By Stefanie Jackson – The Northampton school board voted July 23 to approve the district’s plan to resume classes in the fall amid the COVID-19 pandemic.
The plan gives parents a choice between 100% online learning for their children, or a hybrid option of two days in school and two days at home, with one day a week reserved for deep cleaning of classrooms.
“In my heart, I do feel there’s not a safer place for the children than in our schools,” said Superintendent Eddie Lawrence.
“As we look at the summer of unrest we’ve had, I think our schools can play a pivotal role in calming down the frustrations that a lot of people have – and children need to be in school with each other,” he said.
Parents may choose online learning instead if they have reliable internet at home.
Associate Superintendent Christine Hill clarified that parents who choose the online learning option will decide how long their children stay in that program before returning to school in person.
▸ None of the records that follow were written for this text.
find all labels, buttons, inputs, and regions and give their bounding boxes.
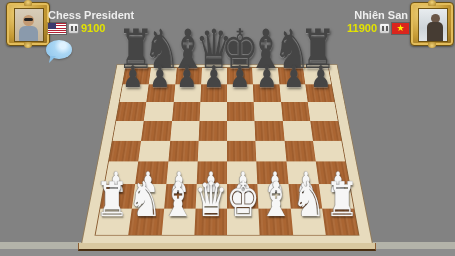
square-b6[interactable] xyxy=(144,102,173,121)
square-h5[interactable] xyxy=(310,121,341,141)
piece-black-pawn-b7[interactable]: ♟ xyxy=(149,62,170,92)
left-player-info-row: 9100 xyxy=(48,22,105,34)
piece-white-knight-g1[interactable]: ♞ xyxy=(292,176,326,224)
piece-white-king-e1[interactable]: ♚ xyxy=(227,176,261,224)
piece-black-pawn-h7[interactable]: ♟ xyxy=(311,62,332,92)
square-a6[interactable] xyxy=(116,102,146,121)
piece-black-pawn-f7[interactable]: ♟ xyxy=(257,62,278,92)
square-e6[interactable] xyxy=(227,102,255,121)
piece-white-bishop-c1[interactable]: ♝ xyxy=(161,176,195,224)
square-f6[interactable] xyxy=(254,102,283,121)
board-front-edge xyxy=(78,243,376,251)
square-c5[interactable] xyxy=(170,121,199,141)
left-player-rating: 9100 xyxy=(81,23,105,34)
square-a5[interactable] xyxy=(113,121,144,141)
square-g4[interactable] xyxy=(284,140,315,161)
right-player-name: Nhiên San xyxy=(354,9,408,21)
piece-black-pawn-e7[interactable]: ♟ xyxy=(230,62,251,92)
square-h6[interactable] xyxy=(307,102,337,121)
left-avatar-photo xyxy=(14,8,44,42)
right-avatar-photo xyxy=(418,8,448,42)
piece-white-bishop-f1[interactable]: ♝ xyxy=(260,176,294,224)
piece-white-knight-b1[interactable]: ♞ xyxy=(128,176,162,224)
square-f5[interactable] xyxy=(255,121,284,141)
rank-badge-icon xyxy=(68,23,79,34)
square-g5[interactable] xyxy=(282,121,312,141)
square-c4[interactable] xyxy=(168,140,198,161)
rank-badge-icon xyxy=(379,23,390,34)
square-d6[interactable] xyxy=(199,102,227,121)
right-player-avatar[interactable] xyxy=(410,2,454,46)
piece-black-pawn-d7[interactable]: ♟ xyxy=(203,62,224,92)
piece-black-pawn-a7[interactable]: ♟ xyxy=(122,62,143,92)
piece-white-rook-h1[interactable]: ♜ xyxy=(325,176,359,224)
square-h4[interactable] xyxy=(313,140,345,161)
square-g6[interactable] xyxy=(281,102,310,121)
square-f4[interactable] xyxy=(256,140,286,161)
piece-black-pawn-g7[interactable]: ♟ xyxy=(284,62,305,92)
left-player-avatar[interactable] xyxy=(6,2,50,46)
piece-black-pawn-c7[interactable]: ♟ xyxy=(176,62,197,92)
left-avatar-sunglasses xyxy=(24,18,33,21)
flag-us-icon xyxy=(48,23,66,34)
square-d4[interactable] xyxy=(197,140,227,161)
piece-white-rook-a1[interactable]: ♜ xyxy=(95,176,129,224)
game-screen: ♜♞♝♛♚♝♞♜♟♟♟♟♟♟♟♟♟♟♟♟♟♟♟♟♜♞♝♛♚♝♞♜ Chess P… xyxy=(0,0,455,256)
right-player-rating: 11900 xyxy=(347,23,377,34)
square-b5[interactable] xyxy=(141,121,171,141)
square-b4[interactable] xyxy=(138,140,169,161)
chat-bubble-icon[interactable] xyxy=(46,40,72,59)
square-e5[interactable] xyxy=(227,121,256,141)
square-a4[interactable] xyxy=(109,140,141,161)
flag-vn-icon: ★ xyxy=(392,23,409,34)
square-e4[interactable] xyxy=(227,140,257,161)
square-d5[interactable] xyxy=(198,121,227,141)
right-player-info-row: 11900 ★ xyxy=(347,22,409,34)
square-c6[interactable] xyxy=(172,102,201,121)
vn-star-icon: ★ xyxy=(396,24,404,33)
right-avatar-body xyxy=(427,22,443,41)
piece-white-queen-d1[interactable]: ♛ xyxy=(194,176,228,224)
left-avatar-body xyxy=(19,26,38,41)
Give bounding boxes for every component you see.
That could mean children learning from home for a month, a semester, or the whole year, she said.
A back-to-school survey was provided to school staff and parents by mail and electronically. Reminders to complete the survey were made by robocall and the Northampton County Public Schools website. The survey was also available in Spanish.
As of July 23, 137 staff and 287 parents had responded. Administrators planned to follow up with parents who had not responded starting Monday, July 27.
Of the teachers who responded, a majority were “prepared and ready to report” to school in the fall, Hill said. The teachers were also amenable to teaching remotely, she said.
Nearly 45% of parents who responded wanted the online learning option, Hill reported.
Only 30% of parents said their children will need to ride the bus. School board chair Maxine Rasmussen said that may relieve some of the burden on the operations department to provide bus transportation to students while adhering to state regulations.
Students must practice social distancing on school buses, which means, in most cases, one child per seat and multiple bus runs when bus drivers are already scarce.
During the public comment period, a letter by parent Felicia Matthews was read into the record. One of her concerns was what would happen if a Northampton teacher or student tested positive for COVID-19.
Due to privacy law, a student who tested positive for COVID-19 could not be named, but a letter would be sent home to parents informing them if a student or teacher tested positive for the virus.
Lawrence noted that the school division’s “first line of defense” against such a situation is twice daily temperature checks for students – once before getting on the bus and again later in the day, he said.
Former school board member Nancy Proto also submitted a letter for public comment regarding an unrelated matter.
In a previous letter, Proto had asserted that the school board had done a poor job of evaluating the superintendent, and their actions were neither transparent nor conformed to the Virginia Code.
(The school board voted May 28 to reissue Lawrence a two-year contract without members receiving 30-days notice of the vote as required by law; that error was later corrected.)
Proto believed that Lawrence’s performance should be judged in part by students’ academic performance, since “instructional leadership” is one of the seven performance standards set by the Virginia Department of Education for school superintendents.
She called Rasmussen’s June 30 comment that students are more than test scores a “copout.”
Proto wrote, “The primary purpose of a school district is to educate its students. Regardless of what other growth students have made, if we have not educated them, we have failed.”